Thank you for your sharing of your journey with PCOS, Monica. It is true that once you touch and deeply feel your own preciousness and beauty then the transformation begins. That known marker in the body cannot be undone as an experience and from there we can gradually change our movements to allow the embodiment of all the inner beauty and preciousness we are. A forever deepening process and who knows where it leads.
To feel the depth of delicacy and sensitivity that you now apply to your life Monica is an inspiration and a magnificent reflection. It feels deeply humbling to be privy to your unfolding and blossoming – and to feel the expansion of your whole livingness.
EBMs have the delicate power to support us to re-connect to our body and feel ourselves as women and live the beauty of the being within. EBMs can support us with this but cannot do it for us – in the end we have to make the choice to do so. But just like was shared in the blog above, when you feel safe and supported, it is a natural and beautiful step to want to make in re-connecting more deeply and bringing this out to then be lived, and this is to be celebrated for each step that we make in that direction!

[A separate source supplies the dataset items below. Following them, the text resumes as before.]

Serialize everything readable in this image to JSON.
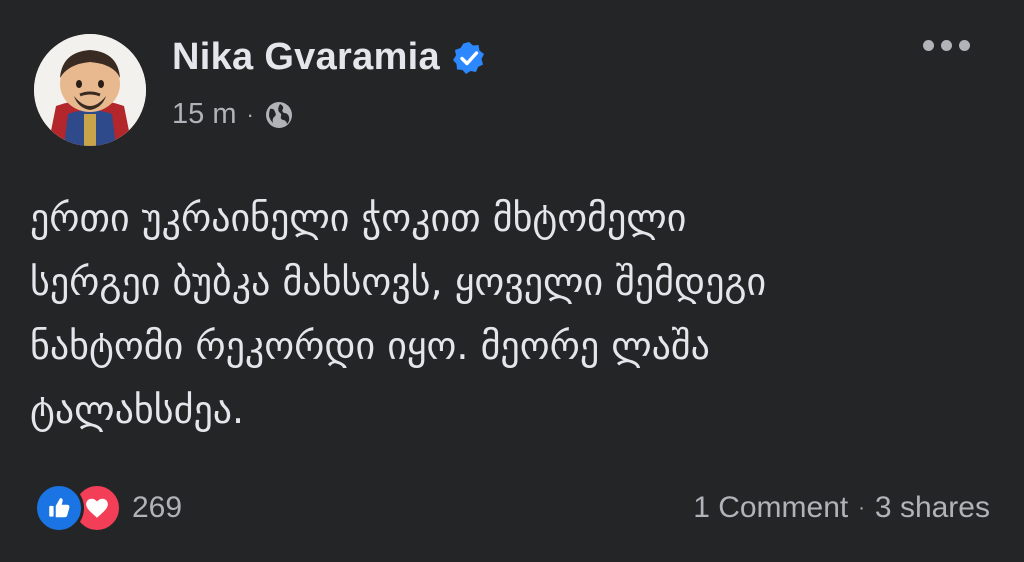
{
  "post": {
    "author": "Nika Gvaramia",
    "time": "15 m",
    "separator": "·",
    "text": "ერთი უკრაინელი ჭოკით მხტომელი\nსერგეი ბუბკა მახსოვს, ყოველი შემდეგი\nნახტომი რეკორდი იყო. მეორე ლაშა\nტალახსძეა."
  },
  "footer": {
    "reaction_count": "269",
    "comments": "1 Comment",
    "separator": "·",
    "shares": "3 shares"
  },
  "colors": {
    "background": "#242526",
    "text": "#e4e6eb",
    "secondary": "#b0b3b8",
    "verified": "#2d88ff",
    "like": "#1b74e4",
    "love": "#f33e58"
  },
  "icons": [
    "verified-badge-icon",
    "globe-icon",
    "more-options-icon",
    "like-reaction-icon",
    "love-reaction-icon"
  ]
}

So many women do not realise the inflammatory effects of dairy on the hormonal system. These days there is much research showing this and many top women’s health specialists recommend coming off all animal dairy as part of supporting the body when it comes to hormonal imbalances alone. In clinic, and working as a naturopath, I see many women benefit hugely from simple dietary changes which can be transformational, and considering that diet is in a large way one of our physical foundations for health and well being, this comes as no surprise.

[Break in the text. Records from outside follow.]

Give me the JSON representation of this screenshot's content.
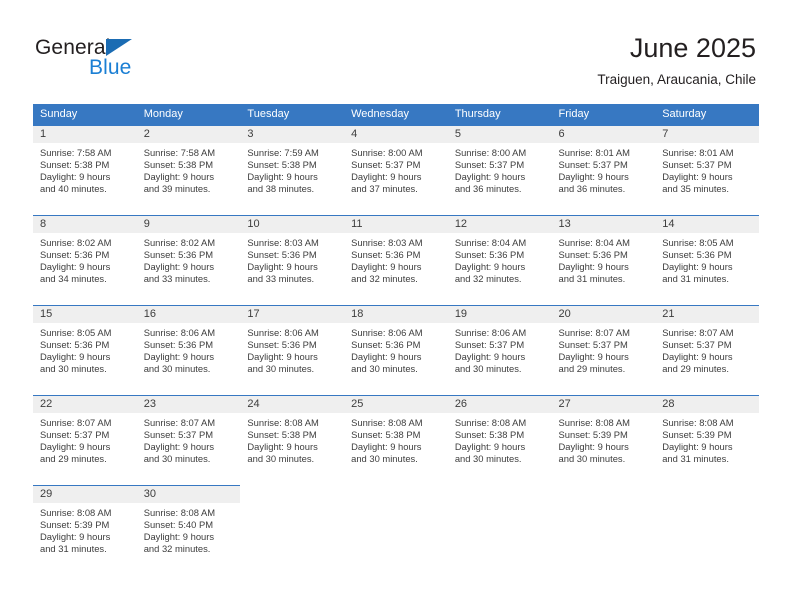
{
  "brand": {
    "name_part1": "General",
    "name_part2": "Blue",
    "triangle_icon": "triangle-icon",
    "colors": {
      "dark": "#231f20",
      "blue": "#1b7fd4",
      "triangle": "#1b6cb3"
    }
  },
  "header": {
    "title": "June 2025",
    "subtitle": "Traiguen, Araucania, Chile"
  },
  "calendar": {
    "accent_color": "#3778c2",
    "daynum_band_color": "#efefef",
    "weekdays": [
      "Sunday",
      "Monday",
      "Tuesday",
      "Wednesday",
      "Thursday",
      "Friday",
      "Saturday"
    ],
    "weeks": [
      [
        {
          "day": "1",
          "sunrise": "Sunrise: 7:58 AM",
          "sunset": "Sunset: 5:38 PM",
          "daylight1": "Daylight: 9 hours",
          "daylight2": "and 40 minutes."
        },
        {
          "day": "2",
          "sunrise": "Sunrise: 7:58 AM",
          "sunset": "Sunset: 5:38 PM",
          "daylight1": "Daylight: 9 hours",
          "daylight2": "and 39 minutes."
        },
        {
          "day": "3",
          "sunrise": "Sunrise: 7:59 AM",
          "sunset": "Sunset: 5:38 PM",
          "daylight1": "Daylight: 9 hours",
          "daylight2": "and 38 minutes."
        },
        {
          "day": "4",
          "sunrise": "Sunrise: 8:00 AM",
          "sunset": "Sunset: 5:37 PM",
          "daylight1": "Daylight: 9 hours",
          "daylight2": "and 37 minutes."
        },
        {
          "day": "5",
          "sunrise": "Sunrise: 8:00 AM",
          "sunset": "Sunset: 5:37 PM",
          "daylight1": "Daylight: 9 hours",
          "daylight2": "and 36 minutes."
        },
        {
          "day": "6",
          "sunrise": "Sunrise: 8:01 AM",
          "sunset": "Sunset: 5:37 PM",
          "daylight1": "Daylight: 9 hours",
          "daylight2": "and 36 minutes."
        },
        {
          "day": "7",
          "sunrise": "Sunrise: 8:01 AM",
          "sunset": "Sunset: 5:37 PM",
          "daylight1": "Daylight: 9 hours",
          "daylight2": "and 35 minutes."
        }
      ],
      [
        {
          "day": "8",
          "sunrise": "Sunrise: 8:02 AM",
          "sunset": "Sunset: 5:36 PM",
          "daylight1": "Daylight: 9 hours",
          "daylight2": "and 34 minutes."
        },
        {
          "day": "9",
          "sunrise": "Sunrise: 8:02 AM",
          "sunset": "Sunset: 5:36 PM",
          "daylight1": "Daylight: 9 hours",
          "daylight2": "and 33 minutes."
        },
        {
          "day": "10",
          "sunrise": "Sunrise: 8:03 AM",
          "sunset": "Sunset: 5:36 PM",
          "daylight1": "Daylight: 9 hours",
          "daylight2": "and 33 minutes."
        },
        {
          "day": "11",
          "sunrise": "Sunrise: 8:03 AM",
          "sunset": "Sunset: 5:36 PM",
          "daylight1": "Daylight: 9 hours",
          "daylight2": "and 32 minutes."
        },
        {
          "day": "12",
          "sunrise": "Sunrise: 8:04 AM",
          "sunset": "Sunset: 5:36 PM",
          "daylight1": "Daylight: 9 hours",
          "daylight2": "and 32 minutes."
        },
        {
          "day": "13",
          "sunrise": "Sunrise: 8:04 AM",
          "sunset": "Sunset: 5:36 PM",
          "daylight1": "Daylight: 9 hours",
          "daylight2": "and 31 minutes."
        },
        {
          "day": "14",
          "sunrise": "Sunrise: 8:05 AM",
          "sunset": "Sunset: 5:36 PM",
          "daylight1": "Daylight: 9 hours",
          "daylight2": "and 31 minutes."
        }
      ],
      [
        {
          "day": "15",
          "sunrise": "Sunrise: 8:05 AM",
          "sunset": "Sunset: 5:36 PM",
          "daylight1": "Daylight: 9 hours",
          "daylight2": "and 30 minutes."
        },
        {
          "day": "16",
          "sunrise": "Sunrise: 8:06 AM",
          "sunset": "Sunset: 5:36 PM",
          "daylight1": "Daylight: 9 hours",
          "daylight2": "and 30 minutes."
        },
        {
          "day": "17",
          "sunrise": "Sunrise: 8:06 AM",
          "sunset": "Sunset: 5:36 PM",
          "daylight1": "Daylight: 9 hours",
          "daylight2": "and 30 minutes."
        },
        {
          "day": "18",
          "sunrise": "Sunrise: 8:06 AM",
          "sunset": "Sunset: 5:36 PM",
          "daylight1": "Daylight: 9 hours",
          "daylight2": "and 30 minutes."
        },
        {
          "day": "19",
          "sunrise": "Sunrise: 8:06 AM",
          "sunset": "Sunset: 5:37 PM",
          "daylight1": "Daylight: 9 hours",
          "daylight2": "and 30 minutes."
        },
        {
          "day": "20",
          "sunrise": "Sunrise: 8:07 AM",
          "sunset": "Sunset: 5:37 PM",
          "daylight1": "Daylight: 9 hours",
          "daylight2": "and 29 minutes."
        },
        {
          "day": "21",
          "sunrise": "Sunrise: 8:07 AM",
          "sunset": "Sunset: 5:37 PM",
          "daylight1": "Daylight: 9 hours",
          "daylight2": "and 29 minutes."
        }
      ],
      [
        {
          "day": "22",
          "sunrise": "Sunrise: 8:07 AM",
          "sunset": "Sunset: 5:37 PM",
          "daylight1": "Daylight: 9 hours",
          "daylight2": "and 29 minutes."
        },
        {
          "day": "23",
          "sunrise": "Sunrise: 8:07 AM",
          "sunset": "Sunset: 5:37 PM",
          "daylight1": "Daylight: 9 hours",
          "daylight2": "and 30 minutes."
        },
        {
          "day": "24",
          "sunrise": "Sunrise: 8:08 AM",
          "sunset": "Sunset: 5:38 PM",
          "daylight1": "Daylight: 9 hours",
          "daylight2": "and 30 minutes."
        },
        {
          "day": "25",
          "sunrise": "Sunrise: 8:08 AM",
          "sunset": "Sunset: 5:38 PM",
          "daylight1": "Daylight: 9 hours",
          "daylight2": "and 30 minutes."
        },
        {
          "day": "26",
          "sunrise": "Sunrise: 8:08 AM",
          "sunset": "Sunset: 5:38 PM",
          "daylight1": "Daylight: 9 hours",
          "daylight2": "and 30 minutes."
        },
        {
          "day": "27",
          "sunrise": "Sunrise: 8:08 AM",
          "sunset": "Sunset: 5:39 PM",
          "daylight1": "Daylight: 9 hours",
          "daylight2": "and 30 minutes."
        },
        {
          "day": "28",
          "sunrise": "Sunrise: 8:08 AM",
          "sunset": "Sunset: 5:39 PM",
          "daylight1": "Daylight: 9 hours",
          "daylight2": "and 31 minutes."
        }
      ],
      [
        {
          "day": "29",
          "sunrise": "Sunrise: 8:08 AM",
          "sunset": "Sunset: 5:39 PM",
          "daylight1": "Daylight: 9 hours",
          "daylight2": "and 31 minutes."
        },
        {
          "day": "30",
          "sunrise": "Sunrise: 8:08 AM",
          "sunset": "Sunset: 5:40 PM",
          "daylight1": "Daylight: 9 hours",
          "daylight2": "and 32 minutes."
        },
        {
          "day": "",
          "sunrise": "",
          "sunset": "",
          "daylight1": "",
          "daylight2": ""
        },
        {
          "day": "",
          "sunrise": "",
          "sunset": "",
          "daylight1": "",
          "daylight2": ""
        },
        {
          "day": "",
          "sunrise": "",
          "sunset": "",
          "daylight1": "",
          "daylight2": ""
        },
        {
          "day": "",
          "sunrise": "",
          "sunset": "",
          "daylight1": "",
          "daylight2": ""
        },
        {
          "day": "",
          "sunrise": "",
          "sunset": "",
          "daylight1": "",
          "daylight2": ""
        }
      ]
    ]
  }
}
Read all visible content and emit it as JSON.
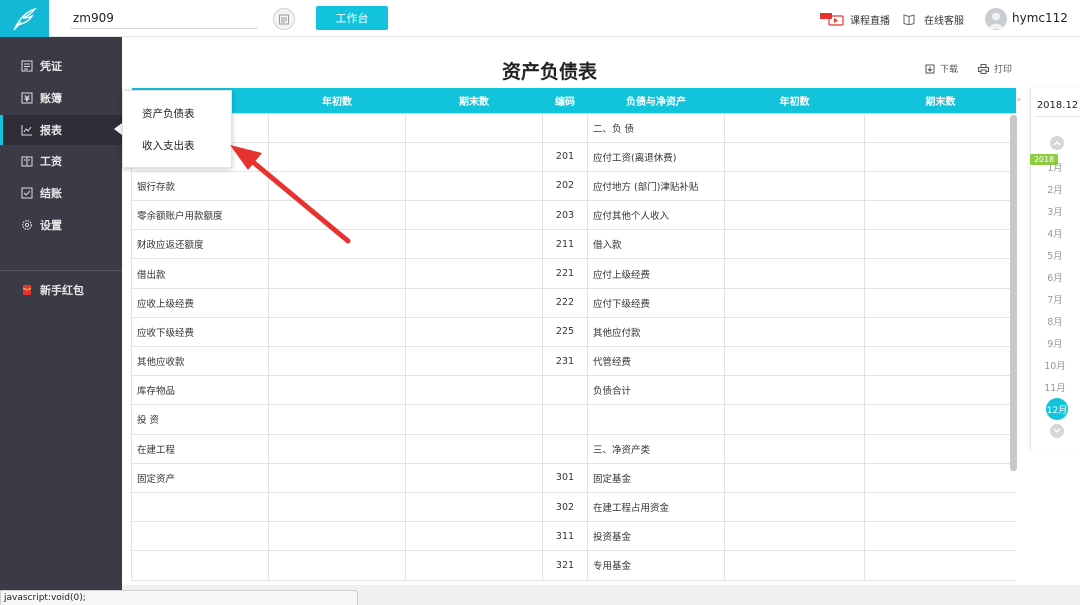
{
  "topbar": {
    "company": "zm909",
    "workbench_label": "工作台",
    "live_label": "课程直播",
    "service_label": "在线客服",
    "username": "hymc112"
  },
  "sidebar": {
    "items": [
      {
        "label": "凭证",
        "icon": "voucher-icon"
      },
      {
        "label": "账簿",
        "icon": "ledger-icon"
      },
      {
        "label": "报表",
        "icon": "chart-icon",
        "active": true
      },
      {
        "label": "工资",
        "icon": "salary-icon"
      },
      {
        "label": "结账",
        "icon": "close-account-icon"
      },
      {
        "label": "设置",
        "icon": "gear-icon"
      }
    ],
    "promo_label": "新手红包"
  },
  "report": {
    "title": "资产负债表",
    "download_label": "下载",
    "print_label": "打印"
  },
  "dropdown": {
    "items": [
      "资产负债表",
      "收入支出表"
    ]
  },
  "table": {
    "headers": [
      "",
      "年初数",
      "期末数",
      "编码",
      "负债与净资产",
      "年初数",
      "期末数"
    ],
    "rows": [
      [
        "",
        "",
        "",
        "",
        "二、负 债",
        "",
        ""
      ],
      [
        "",
        "",
        "",
        "201",
        "应付工资(离退休费)",
        "",
        ""
      ],
      [
        "银行存款",
        "",
        "",
        "202",
        "应付地方 (部门)津贴补贴",
        "",
        ""
      ],
      [
        "零余额账户用款额度",
        "",
        "",
        "203",
        "应付其他个人收入",
        "",
        ""
      ],
      [
        "财政应返还额度",
        "",
        "",
        "211",
        "借入款",
        "",
        ""
      ],
      [
        "借出款",
        "",
        "",
        "221",
        "应付上级经费",
        "",
        ""
      ],
      [
        "应收上级经费",
        "",
        "",
        "222",
        "应付下级经费",
        "",
        ""
      ],
      [
        "应收下级经费",
        "",
        "",
        "225",
        "其他应付款",
        "",
        ""
      ],
      [
        "其他应收款",
        "",
        "",
        "231",
        "代管经费",
        "",
        ""
      ],
      [
        "库存物品",
        "",
        "",
        "",
        "负债合计",
        "",
        ""
      ],
      [
        "投 资",
        "",
        "",
        "",
        "",
        "",
        ""
      ],
      [
        "在建工程",
        "",
        "",
        "",
        "三、净资产类",
        "",
        ""
      ],
      [
        "固定资产",
        "",
        "",
        "301",
        "固定基金",
        "",
        ""
      ],
      [
        "",
        "",
        "",
        "302",
        "在建工程占用资金",
        "",
        ""
      ],
      [
        "",
        "",
        "",
        "311",
        "投资基金",
        "",
        ""
      ],
      [
        "",
        "",
        "",
        "321",
        "专用基金",
        "",
        ""
      ]
    ]
  },
  "period": {
    "selected": "2018.12",
    "year_badge": "2018",
    "months": [
      "1月",
      "2月",
      "3月",
      "4月",
      "5月",
      "6月",
      "7月",
      "8月",
      "9月",
      "10月",
      "11月"
    ],
    "active_month": "12月"
  },
  "statusbar": {
    "text": "javascript:void(0);"
  },
  "colors": {
    "accent": "#12c3dc",
    "sidebar": "#3a3b46",
    "annotation": "#e8322d",
    "badge": "#8dcc3d"
  }
}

Wow Monica – what an amazing sharing and amazing transformation in allowing yourself to appreciate and love your self more and more! There seems to be a common theme for many of us as women to not appreciate nor love ourselves and in your sharing you have shown how it is very possible to turn this around and to have a wonderment and love for our body and our being. I too find this a work in progress and am re-inspired by your sharing! Thank you!
“it was more about living with and moving myself in a quality of care and love that deeply honoured who I am,” Honouring the delicate and sensitive woman we naturally are offers a way to be our true selves.
Wouldn’t it be absolutely fascinating to ask every woman who has PCOS how she feels about a) herself and b) being a woman.
The body is made to feel at ease and so if we are uncomfortable in our own bodies, for whatever reason, then this sets up a constant jarring which, over time will eventually lead to some form of either illness or a condition. The illness or condition that each of us ends up with is very specific to us, and can be pinpointed back to whatever ‘jarring’ (disharmony) it is that we’re living with. How amazing therefore are illnesses and conditions in identifying exactly what it is that we need to look at? Illness and conditions are the X that marks the spot.
Monica it seems to me that you changed your relationship with yourself and from that pivotal change changes to your health naturally flowed, which makes perfect sense really doesn’t it. You’ve gone from feeling ‘uncomfortable as a woman’ to ‘delighting in being a woman’, this is a cataclysmic change which must filter into all aspects of not only your life but of life itself. Stunning stuff. Truly.
Stunning. Thank you so much Monica for sharing your story, it was absolutely beautifully written and I feel very inspired by everything you’ve shared – I love this line “…now it was more about living with and moving myself in a quality of care and love that deeply honoured who I am, not because of anything I did, but simply because I was me and worthy of this.” What a gorgeous read!